The practice of allocating newly issued shares to existing treasury stocks held by corporations during corporate spinoffs will now be prohibited, aiming to curb the misuse of the treasury stock system and to better protect minority shareholders’ rights.
It is part of a legislative notice announced by the Financial Services Commission (FSC) earlier this week on amendments made to the country’s Capital Markets Act and the Korean Securities and Futures Exchange Act as well as related enforcement decrees. The regulatory amendments will take effect by the end of this year, following final reviews at ministerial meetings and cabinet decisions.
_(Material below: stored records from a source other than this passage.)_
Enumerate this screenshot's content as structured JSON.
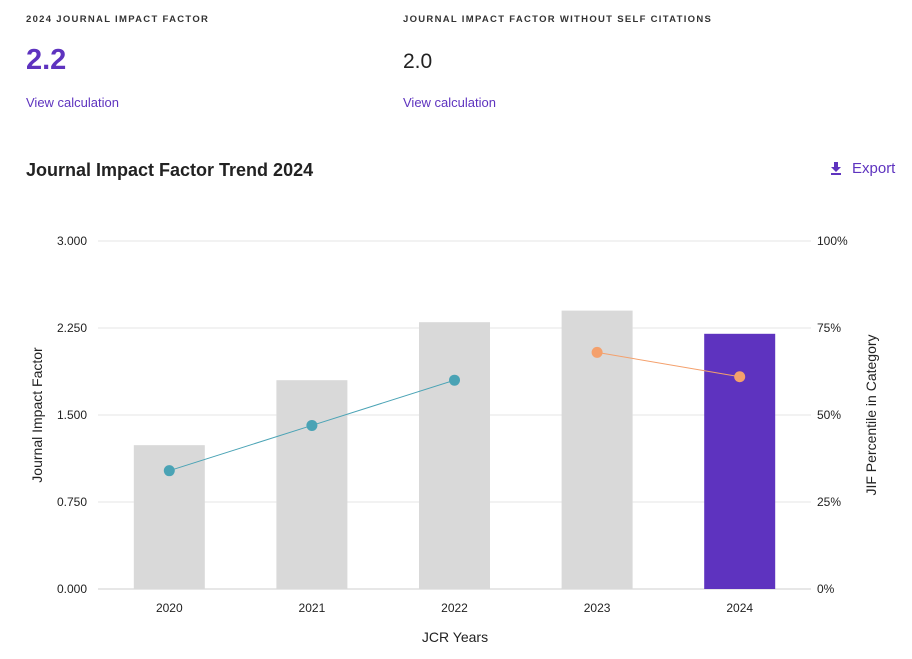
{
  "metrics": {
    "jif": {
      "label": "2024 JOURNAL IMPACT FACTOR",
      "value": "2.2",
      "link": "View calculation"
    },
    "jif_no_self": {
      "label": "JOURNAL IMPACT FACTOR WITHOUT SELF CITATIONS",
      "value": "2.0",
      "link": "View calculation"
    }
  },
  "chart_section": {
    "title": "Journal Impact Factor Trend 2024",
    "export_label": "Export",
    "export_icon": "download-icon"
  },
  "chart_data": {
    "type": "bar",
    "categories": [
      "2020",
      "2021",
      "2022",
      "2023",
      "2024"
    ],
    "series": [
      {
        "values": [
          1.24,
          1.8,
          2.3,
          2.4,
          2.2
        ],
        "type": "bar",
        "axis": "left"
      },
      {
        "values": [
          34,
          47,
          60,
          null,
          null
        ],
        "type": "line",
        "axis": "right"
      },
      {
        "values": [
          null,
          null,
          null,
          68,
          61
        ],
        "type": "line",
        "axis": "right"
      }
    ],
    "bar_colors": [
      "#d9d9d9",
      "#d9d9d9",
      "#d9d9d9",
      "#d9d9d9",
      "#5e33bf"
    ],
    "line_colors": [
      "#4aa3b5",
      "#f4a06c"
    ],
    "xlabel": "JCR Years",
    "ylabel": "Journal Impact Factor",
    "y2label": "JIF Percentile in Category",
    "ylim": [
      0,
      3
    ],
    "y2lim": [
      0,
      100
    ],
    "yticks": [
      "0.000",
      "0.750",
      "1.500",
      "2.250",
      "3.000"
    ],
    "y2ticks": [
      "0%",
      "25%",
      "50%",
      "75%",
      "100%"
    ],
    "grid": true,
    "legend": "none"
  }
}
Treasury stocks, or reacquired stocks, are previously issued, outstanding stocks that a company repurchased or bought back from shareholders. The reacquired shares will then either be removed permanently from market circulation by retirement or held under the company’s possession.
While the treasury stock system intends to protect the rights of shareholders, the system has sometimes been exploited in Korea by major shareholders of listed companies to bolster their control over the firms.
Often called the “magic of treasury stocks,” there have been incidents where the controlling shareholder’s power is strengthened during the process of corporate spinoffs by allocating new shares of the spun-off company to the existing treasury stocks of the parent company. This has sparked controversy because it enhances the controlling shareholder’s power without additional investment, leading to corporate governance concerns.
The reason that such misuses had been allowed in Korea was due to its legal void. Under the Korean legal system, the unclarity in the regulations regarding corporate spinoffs has led to the allocation of new shares to treasury stocks, allowing additional shareholder rights to be given to major shareholders.
“We expect that this amendment will serve as an opportunity for treasury stocks to be operated in line with their original purpose of enhancing shareholder value,” an official from the FSC said.
The proposed amendments also strengthen disclosure obligations throughout the process of acquiring, holding and disposing of treasury stocks.
The amendments stipulate that if the proportion of treasury stocks held by a listed company exceeds a certain threshold — 5 percent of the total issued shares — the company should prepare a report detailing the status of its treasury stock 카지노 holdings, the purpose of holding them and future disposal plans. This report must also be approved by the board of directors.